The opening Basie chords return with different figurations 19 times during the piece as points of reference……as ‘the boulder’ motif.



“I have often toiled, drunk, and smoked more than is normal and I will be exhausted earlier than normal,” wrote Max Reger, the prolific German composer, conductor, and pianist. In fact Reger, who suffered from depression and heart trouble, died at the age of 43, in 1916. He had completed 147 opus numbers containing more than 800 pieces, including well over 100 for organ.


None of Reger’s works is wilder, or more passionate, than the Op. 73 Variations. His friend, the virtuoso Karl Straube, had requested a piece without sacred melodies or religious implications, and which could therefore be performed anywhere. Reger delivered him a score of about 35 minutes, his largest organ work to that point. The composer himself said that the variations have a “quite melancholy tone,” but the concluding fugue is brilliant and completes a vast trajectory from sorrow to triumph.

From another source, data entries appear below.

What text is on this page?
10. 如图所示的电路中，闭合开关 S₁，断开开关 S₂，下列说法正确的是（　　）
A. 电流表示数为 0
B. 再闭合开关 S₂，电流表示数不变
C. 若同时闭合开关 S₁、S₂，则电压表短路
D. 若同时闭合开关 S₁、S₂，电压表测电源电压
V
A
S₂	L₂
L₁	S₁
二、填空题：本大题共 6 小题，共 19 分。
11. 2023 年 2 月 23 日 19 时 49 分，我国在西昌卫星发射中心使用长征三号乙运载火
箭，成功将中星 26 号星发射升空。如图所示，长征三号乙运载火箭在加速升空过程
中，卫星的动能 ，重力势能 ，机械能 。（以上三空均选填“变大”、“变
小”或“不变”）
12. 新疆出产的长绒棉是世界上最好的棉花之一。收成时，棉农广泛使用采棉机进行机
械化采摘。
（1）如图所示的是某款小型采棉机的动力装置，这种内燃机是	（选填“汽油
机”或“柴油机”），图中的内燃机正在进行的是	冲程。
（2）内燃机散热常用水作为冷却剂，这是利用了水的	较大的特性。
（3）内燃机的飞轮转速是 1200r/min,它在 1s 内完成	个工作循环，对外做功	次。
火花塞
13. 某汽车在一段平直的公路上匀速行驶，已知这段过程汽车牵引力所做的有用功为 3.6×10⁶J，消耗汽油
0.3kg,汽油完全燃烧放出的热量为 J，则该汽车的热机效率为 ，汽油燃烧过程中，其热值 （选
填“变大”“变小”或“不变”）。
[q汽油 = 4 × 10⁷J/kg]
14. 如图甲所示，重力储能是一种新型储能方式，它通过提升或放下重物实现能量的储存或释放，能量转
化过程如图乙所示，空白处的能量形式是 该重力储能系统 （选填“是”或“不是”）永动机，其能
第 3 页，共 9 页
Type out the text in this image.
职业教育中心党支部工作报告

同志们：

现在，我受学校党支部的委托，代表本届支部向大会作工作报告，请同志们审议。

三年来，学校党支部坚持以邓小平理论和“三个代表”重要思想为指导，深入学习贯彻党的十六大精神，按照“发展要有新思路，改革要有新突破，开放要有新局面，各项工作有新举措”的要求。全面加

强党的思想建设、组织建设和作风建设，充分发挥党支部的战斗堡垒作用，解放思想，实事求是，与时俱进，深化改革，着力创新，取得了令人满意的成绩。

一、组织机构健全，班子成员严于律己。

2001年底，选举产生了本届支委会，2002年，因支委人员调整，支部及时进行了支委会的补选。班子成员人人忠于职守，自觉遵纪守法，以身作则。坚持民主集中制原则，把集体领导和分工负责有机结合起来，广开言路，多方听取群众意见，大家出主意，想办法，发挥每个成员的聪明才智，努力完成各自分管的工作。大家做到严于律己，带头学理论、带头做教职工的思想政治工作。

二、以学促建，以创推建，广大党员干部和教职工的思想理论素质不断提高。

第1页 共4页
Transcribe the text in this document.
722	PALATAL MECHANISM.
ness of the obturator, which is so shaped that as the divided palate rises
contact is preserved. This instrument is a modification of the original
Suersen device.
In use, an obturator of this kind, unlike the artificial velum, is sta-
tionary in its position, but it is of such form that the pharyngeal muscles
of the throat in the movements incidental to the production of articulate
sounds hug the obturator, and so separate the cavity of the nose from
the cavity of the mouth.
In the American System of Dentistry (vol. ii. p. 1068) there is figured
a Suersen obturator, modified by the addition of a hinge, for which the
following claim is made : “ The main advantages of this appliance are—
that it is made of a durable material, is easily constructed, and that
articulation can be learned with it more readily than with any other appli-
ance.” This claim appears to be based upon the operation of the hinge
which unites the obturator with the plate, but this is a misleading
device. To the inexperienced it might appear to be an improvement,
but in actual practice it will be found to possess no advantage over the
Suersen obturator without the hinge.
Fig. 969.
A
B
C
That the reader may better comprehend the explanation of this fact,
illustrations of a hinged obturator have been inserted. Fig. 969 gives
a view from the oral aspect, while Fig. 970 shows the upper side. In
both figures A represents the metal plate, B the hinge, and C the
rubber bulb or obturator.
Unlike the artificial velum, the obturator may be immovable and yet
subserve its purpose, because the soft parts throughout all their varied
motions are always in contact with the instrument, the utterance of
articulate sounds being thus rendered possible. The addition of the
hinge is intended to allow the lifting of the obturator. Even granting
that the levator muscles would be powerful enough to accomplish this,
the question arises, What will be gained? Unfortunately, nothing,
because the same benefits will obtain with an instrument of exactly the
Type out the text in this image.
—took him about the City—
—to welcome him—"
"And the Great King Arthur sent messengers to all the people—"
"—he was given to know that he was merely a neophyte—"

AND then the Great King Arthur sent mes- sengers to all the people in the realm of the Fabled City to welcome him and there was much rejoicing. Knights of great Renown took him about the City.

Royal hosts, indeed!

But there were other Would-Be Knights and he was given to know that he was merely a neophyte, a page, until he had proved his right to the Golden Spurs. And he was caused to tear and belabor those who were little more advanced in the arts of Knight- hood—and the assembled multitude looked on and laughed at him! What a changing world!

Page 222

The Introduction, Variations and Fugue on an Original Theme Op 73, in the unusual key of F sharp minor, was written in 1903 when Reger was living in Munich. Much of it is notable for melancholic lyricism, employing a chromaticism that is daring and almost impressionistic.

The Introduction itself falls into five sections: a mysterious, yearning succession of phrases, interspersed with more vigorous writing in a type of recurring form but returning to the brooding style of the opening.

The ‘Original’ theme is marked andante, in a spacious 6/8 metre. The semitonal shifts downwards with their sense of melancholy are significant moments.
The Variations are as follows:
1. Free ornamentation of the theme.
2. Scherzando exchanges.
3. A light and chromatic toccata in D minor.
4. A free harmonic paraphrase of the theme, moving back to F sharp minor.
5. Counterpoint with the theme solo in the pedals.
6. A free fantasia built around the theme of the introduction.
7. A toccata across three manuals, built around motifs from the Introduction in the top and bottom parts.
8. A free chordal toccata using echo effects with the theme in the pedals.
9. A powerful fantasia, building to a formidable climax.
10. A transitional variation recalling the theme; mysterious exchanges lead, momentarily, to a cadence in F sharp major.
11. An idyllic interlude, with translucent textures, in G major, with an ostinato (recurring pattern) in the left hand.
12. Theme in the pedals returning us abruptly to reality; extravagant bravura writing
13. A delicate return to the theme, now in the major, and an exquisitely lingering cadence
The Fugue is relatively short by Regerian standards, and often light and scherzando in style and texture. Nonetheless, by the end it accumulates enough substance to absorb the weight of the preceding material; and the final cadence, resolving into a resplendent F sharp major, is majestic.